Her gaze circled her surroundings. After the Titans had escaped, they’d reinforced everything. How, she didn’t know. The prison was supposedly bound to Tartarus, the Greek god of Confinement who’d once kept guard over the Titans, and when he’d begun to weaken for no apparent reason, the realm had weakened, as well. Everything in it became structurally unsound. But now, Tartarus was missing. The Titans didn’t have him and no one knew where he was. There was no reason the realm should be as strong as it was in his absence.
The walls and floor were comprised of godly stone, something only special godly tools—tools she didn’t have—could break through. And yet, even without Tartarus’s presence, there was not a crack in sight.

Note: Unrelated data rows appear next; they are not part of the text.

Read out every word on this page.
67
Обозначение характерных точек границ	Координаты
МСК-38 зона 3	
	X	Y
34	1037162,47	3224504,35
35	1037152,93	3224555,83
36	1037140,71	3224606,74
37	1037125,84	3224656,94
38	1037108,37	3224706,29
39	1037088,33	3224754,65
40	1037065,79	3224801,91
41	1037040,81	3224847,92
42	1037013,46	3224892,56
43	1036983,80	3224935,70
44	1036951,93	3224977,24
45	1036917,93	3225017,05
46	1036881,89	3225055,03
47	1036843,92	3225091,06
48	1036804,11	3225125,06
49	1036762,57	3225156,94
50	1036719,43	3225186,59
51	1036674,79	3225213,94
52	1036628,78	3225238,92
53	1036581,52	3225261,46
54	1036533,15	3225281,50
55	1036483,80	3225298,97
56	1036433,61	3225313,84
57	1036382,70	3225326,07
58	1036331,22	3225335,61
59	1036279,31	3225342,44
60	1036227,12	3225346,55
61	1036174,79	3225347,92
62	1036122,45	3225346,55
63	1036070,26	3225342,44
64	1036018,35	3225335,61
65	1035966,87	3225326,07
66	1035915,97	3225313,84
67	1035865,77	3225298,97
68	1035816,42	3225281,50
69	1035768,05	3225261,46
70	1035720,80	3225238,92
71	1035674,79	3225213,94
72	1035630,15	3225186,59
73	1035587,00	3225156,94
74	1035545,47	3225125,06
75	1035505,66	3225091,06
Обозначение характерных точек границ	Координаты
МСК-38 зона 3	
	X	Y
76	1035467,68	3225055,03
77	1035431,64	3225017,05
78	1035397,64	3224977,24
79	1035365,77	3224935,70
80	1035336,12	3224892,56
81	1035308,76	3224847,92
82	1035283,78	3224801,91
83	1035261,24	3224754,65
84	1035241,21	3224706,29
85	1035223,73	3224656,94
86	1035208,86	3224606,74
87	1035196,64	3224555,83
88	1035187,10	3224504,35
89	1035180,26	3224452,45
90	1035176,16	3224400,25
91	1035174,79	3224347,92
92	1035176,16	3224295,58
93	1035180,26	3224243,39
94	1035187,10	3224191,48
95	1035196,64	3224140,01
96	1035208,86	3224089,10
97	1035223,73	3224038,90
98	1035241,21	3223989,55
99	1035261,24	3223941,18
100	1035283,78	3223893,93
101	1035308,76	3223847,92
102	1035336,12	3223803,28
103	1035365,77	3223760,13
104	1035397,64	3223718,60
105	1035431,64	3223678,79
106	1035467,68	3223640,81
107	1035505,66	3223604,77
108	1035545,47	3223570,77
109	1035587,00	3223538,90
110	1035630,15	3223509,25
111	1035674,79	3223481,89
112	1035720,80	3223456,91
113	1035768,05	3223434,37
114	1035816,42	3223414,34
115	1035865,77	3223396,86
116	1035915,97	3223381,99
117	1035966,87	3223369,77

The thick silver bars that allowed a glimpse of the guard’s station below had been constructed by Hephaistos, and only Hephaistos could melt such a metal. Unfortunately, he resided somewhere else. As with Tartarus, no one knew where. Still, without Tartarus, she should have been able to bend that metal. She couldn’t; she’d already tried.
“Could you settle the hell down?” Erebos grumbled from one of the cots.
Nike flicked him a glance. From his dark hair to his dark skin, from his handsome features to his strong body, he was the picture of unhappy male, and all of that unhappiness was directed at her.
“No,” she replied. “I can’t.”
“We’re trying to plan an escape here.”
They were always planning an escape.
“Besides,” he continued, “your ugly face is giving me a headache.”
“Go suck yourself,” she replied. Though she’d been the one to hurt him all those centuries ago—unintentionally—he’d repaid her a thousand times over. Purposely. Not emotionally, but physically. He liked nothing better than to “accidentally” trip her, bump into her and send her flying, as well as to eat what little portion of food was meant for her before she could fight her way to the front of the line, starving her.
If she hadn’t been wearing the collar, he never would have been able to do those things. She would have been too strong. And he would have been too scared. Another reason to despise her captivity.
“Sucking myself would probably elicit better results than when you did it,” he retorted.
The handful of gods and goddesses around him snickered.